Em retorno ambulatorial, após sete dias, apresentou-se em bom estado, sem queixas e abertura bucal mantida em 40mm.

 

 

 

DISCUSSÃO

Desde a introdução de agulhas descartáveis, as fraturas tornaram-se complicações extremamente raras durante a aplicação de injeções anestésicas em cavidade bucal2. Revisões de literatura mostram possíveis atitudes que minimizam esse acidente, como: não utilizar agulhas curtas para bloqueio alveolar inferior em adultos, não utilizar agulhas de calibre 30 para bloqueio alveolar inferior em adultos ou crianças, não curvar as agulhas antes de inseri-las no tecido, não inserir o corpo da agulha por completo até a calota no tecido mole, agir com muita cautela ao realizar injeções em crianças ou pacientes com fobia9,2,6,10,8,11. A fratura de agulha, nesse caso, ocorreu devido ao movimento inesperado da criança durante a injeção, associado à utilização de agulha curta de calibre 30, o que, segundo a literatura, aumenta os riscos de fratura.

Ainda existe controvérsia a respeito da remoção de agulha fraturada.
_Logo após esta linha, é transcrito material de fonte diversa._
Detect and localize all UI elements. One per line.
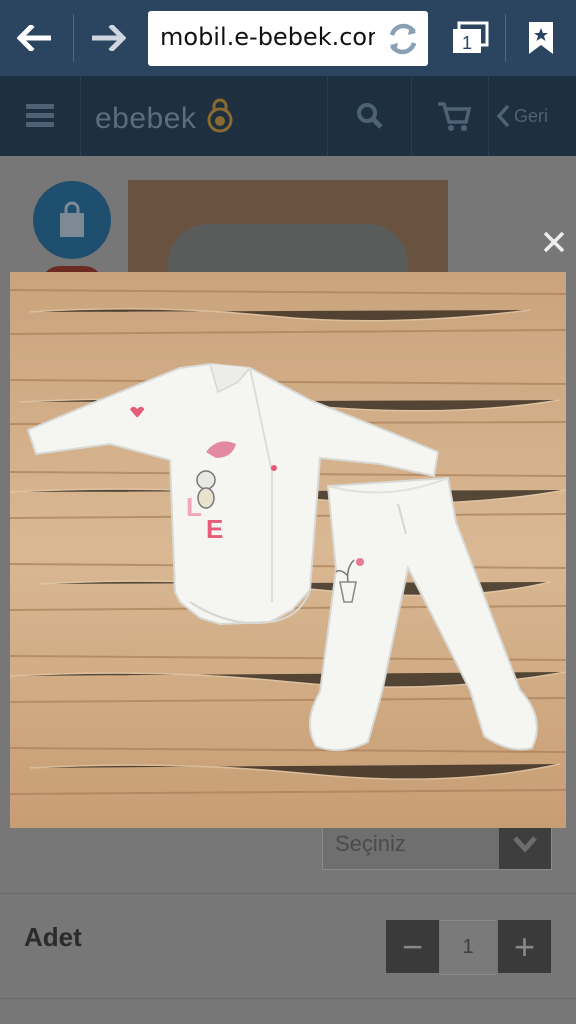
bookmark-star-icon xyxy=(529,22,553,54)
quantity-label: Adet xyxy=(24,922,82,952)
tabs-icon: 1 xyxy=(453,21,489,53)
quantity-input[interactable]: 1 xyxy=(440,920,496,975)
plus-icon: + xyxy=(513,925,536,967)
address-bar[interactable]: mobil.e-bebek.cor xyxy=(148,11,428,66)
section-divider xyxy=(0,893,576,894)
logo-bag-icon xyxy=(207,98,233,133)
product-image-thumbnail[interactable] xyxy=(128,180,448,275)
arrow-left-icon xyxy=(17,25,51,51)
chevron-down-icon xyxy=(513,836,537,852)
close-icon xyxy=(543,231,565,253)
arrow-right-icon xyxy=(92,25,126,51)
refresh-icon[interactable] xyxy=(384,20,422,58)
url-text: mobil.e-bebek.cor xyxy=(160,23,375,51)
site-logo[interactable]: ebebek xyxy=(95,98,235,136)
shopping-bag-icon xyxy=(60,201,84,237)
header-divider xyxy=(488,76,489,156)
back-link[interactable]: Geri xyxy=(496,104,548,128)
search-button[interactable] xyxy=(356,102,384,135)
search-icon xyxy=(357,103,383,129)
logo-text: ebebek xyxy=(95,102,197,135)
cart-icon xyxy=(438,102,472,131)
chevron-left-icon xyxy=(496,104,510,128)
toolbar-divider xyxy=(505,14,506,62)
hamburger-menu-icon xyxy=(26,104,54,127)
svg-text:E: E xyxy=(206,514,223,544)
menu-button[interactable] xyxy=(26,102,54,133)
header-divider xyxy=(327,76,328,156)
header-divider xyxy=(411,76,412,156)
browser-back-button[interactable] xyxy=(10,14,60,62)
site-header: ebebek Geri xyxy=(0,76,576,156)
size-select-value: Seçiniz xyxy=(335,831,406,856)
minus-icon: − xyxy=(401,925,424,967)
thumbnail-product-shape xyxy=(168,224,408,275)
quantity-decrease-button[interactable]: − xyxy=(386,920,439,973)
cart-button[interactable] xyxy=(436,100,472,137)
section-divider xyxy=(0,998,576,999)
quantity-increase-button[interactable]: + xyxy=(498,920,551,973)
love-print-text: L xyxy=(186,492,202,522)
add-to-cart-fab[interactable] xyxy=(33,181,111,259)
product-image: L E xyxy=(10,272,566,828)
tabs-button[interactable]: 1 xyxy=(445,14,495,62)
tab-count: 1 xyxy=(462,33,472,53)
browser-toolbar: mobil.e-bebek.cor 1 xyxy=(0,0,576,76)
product-image-modal: L E xyxy=(10,272,566,828)
bookmark-button[interactable] xyxy=(516,14,566,62)
header-divider xyxy=(80,76,81,156)
back-link-label: Geri xyxy=(514,105,549,126)
toolbar-divider xyxy=(73,14,74,62)
modal-close-button[interactable] xyxy=(538,226,570,258)
browser-forward-button[interactable] xyxy=(83,14,133,62)
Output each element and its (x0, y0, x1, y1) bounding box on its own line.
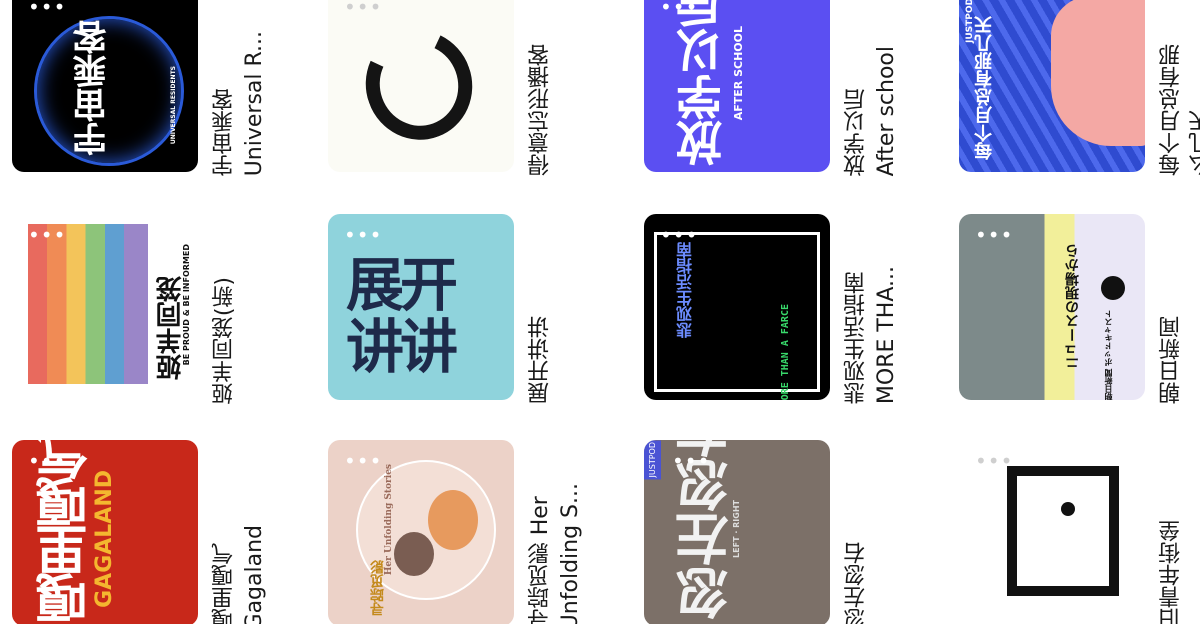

Há autores que recomendam deixá-la no tecido ao invés de tentar sua remoção, já que encapsulam em tecido cicatricial, após algumas semanas1,2,12. Por outro lado, outros autores apoiam sua remoção, justificando a possibilidade de migração e comprometimento de estruturas vitais ou infecção. Recentemente, a remoção da agulha fraturada vem sendo indicada, primeiramente devido ao receio quanto à migração da agulha, somado às considerações legais. Além disso, a remoção da agulha alivia as preocupações psicológicas tanto do paciente quanto do profissional.9,7,8,12

Nesse caso, dor foi a principal indicação para remoção do fragmento. Tentativas de remover corpos estranhos na intimidade dos tecidos sem exata localização topográfica podem contribuir para o insucesso do procedimento. O exame por tomografia computadorizada por feixe cônico identifica, com precisão, a posição da agulha e sua relação com estruturas adjacentes, contribuindo, assim, para o planejamento operatório5. Para localização transoperatória, cita–se o uso de detectores de metal, radiografias convencionais e fluoroscopia. Detectores de metal tem como desvantagem a baixa disponibilidade para uso e o tamanho da sonda, que deve ser compatível com o campo cirúrgico. Radiografias convencionais trans-operatória são difíceis de obter e prolongam o procedimento. A Fluoroscopia permite uma rápida e imediata tomada de imagens de alta qualidade e em vários ângulos. Nesse caso, foi essencial para localização e remoção do fragmento13,14,7,15.

 

CONSIDERAÇÕES FINAIS

Recomendamos o uso de Tomografia Computadorizada por Feixe Cônico e, no transoperatório, fluoroscopia para identificação e localização topográfica do corpo estranho.

 

REFERÊNCIAS BIBLIOGRÁFICAS

1. Malamed SF. Beyond the basics: emergency medicine in dentistry. J Am Dent Assoc 1997;128(7):843–54.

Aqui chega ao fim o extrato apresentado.